Le chant des sirènes
Accoudée à un rocher couvert d'une mousse gelée non loin de la rivière, Niasci avait longuement hésité sur le futur de son voyage : retourner en ville, ou pas ? La plus grande ville aux alentours était Lerry et elle n'y avait évidemment jamais mis les pieds. Le seul village qu'elle avait visité était celui non loin de son clan et il était minuscule comparé à cette énorme cité dont les nombreuses colonnes de fumée se voyaient de très loin. C'était d'ailleurs ce qui l'avait guidée jusqu'aux abords de la ville. Sa première visite dans la civilisation lui ayant laissé un gout amer, elle craignait son retour parmi ces gens qui ne lui inspiraient, pour la plupart, que du mépris et une nouvelle expérience, dans un lieu bien plus peuplé l'effrayait un peu mais elle avait une mission. Une mission de la plus haute importance.

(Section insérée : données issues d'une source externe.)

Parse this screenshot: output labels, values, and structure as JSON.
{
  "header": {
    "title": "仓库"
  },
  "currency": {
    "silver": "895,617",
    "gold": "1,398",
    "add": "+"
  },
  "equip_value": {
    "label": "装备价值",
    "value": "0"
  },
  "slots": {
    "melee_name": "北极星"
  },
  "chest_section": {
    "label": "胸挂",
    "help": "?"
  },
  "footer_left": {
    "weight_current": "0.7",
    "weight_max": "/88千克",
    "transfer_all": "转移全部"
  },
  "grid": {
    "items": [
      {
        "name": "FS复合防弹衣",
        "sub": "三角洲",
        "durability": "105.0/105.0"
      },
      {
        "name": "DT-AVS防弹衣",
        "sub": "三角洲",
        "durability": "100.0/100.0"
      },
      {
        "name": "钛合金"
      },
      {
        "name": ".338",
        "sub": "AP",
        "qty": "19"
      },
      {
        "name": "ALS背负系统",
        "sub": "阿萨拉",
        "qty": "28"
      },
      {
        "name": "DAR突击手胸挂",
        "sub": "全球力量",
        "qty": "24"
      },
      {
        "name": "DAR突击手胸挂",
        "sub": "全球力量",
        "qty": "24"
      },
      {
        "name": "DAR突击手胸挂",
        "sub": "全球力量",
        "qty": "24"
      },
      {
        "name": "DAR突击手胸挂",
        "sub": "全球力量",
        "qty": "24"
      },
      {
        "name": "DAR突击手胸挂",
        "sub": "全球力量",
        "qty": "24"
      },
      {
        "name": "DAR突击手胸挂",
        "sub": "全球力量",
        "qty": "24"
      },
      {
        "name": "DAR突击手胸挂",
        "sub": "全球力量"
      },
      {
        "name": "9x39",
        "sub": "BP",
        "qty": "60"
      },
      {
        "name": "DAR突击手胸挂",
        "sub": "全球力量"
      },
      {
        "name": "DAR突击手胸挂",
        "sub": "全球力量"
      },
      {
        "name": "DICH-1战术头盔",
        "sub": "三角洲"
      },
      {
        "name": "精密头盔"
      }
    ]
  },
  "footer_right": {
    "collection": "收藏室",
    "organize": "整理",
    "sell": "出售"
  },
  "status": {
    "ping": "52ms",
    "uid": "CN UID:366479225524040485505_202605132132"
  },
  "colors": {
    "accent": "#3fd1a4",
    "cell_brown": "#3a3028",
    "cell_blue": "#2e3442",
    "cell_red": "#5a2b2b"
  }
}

Elle prit donc la décision d’y aller le lendemain en empruntant la route principale. Peut-être croiserait-elle sur son chemin des personnes disposées à lui parler et à écouter son discours sur la Dame. Pleine d’espoir, elle s’allongea sous un épineux et s’endormit avec le sourire, se sentant utile pour une force qui lui était bien supérieure.
La moitié de la nuit passa sans encombre, Niasci ne fut réveillée que par un rongeur curieux venu renifler les écailles de son armure. Alors qu’elle essayait de se rendormir après cet événement, une voix l’en empêcha. D’abord, le son fut subtil et doux, elle le percevait à peine et elle essaya de le comprendre pour s’assurer qu’il ne s’agissait pas d’une menace. Malgré sa concentration, elle n'y parvint pas bien que celui-ci devint plus fort. Impossible pour la dryade de se rendormir, le son envahissait sa tête et résonnait encore et encore dans ses oreilles. Bien que la voix soit très agréable, elle envahissait tout son être et laissait une sensation étrange.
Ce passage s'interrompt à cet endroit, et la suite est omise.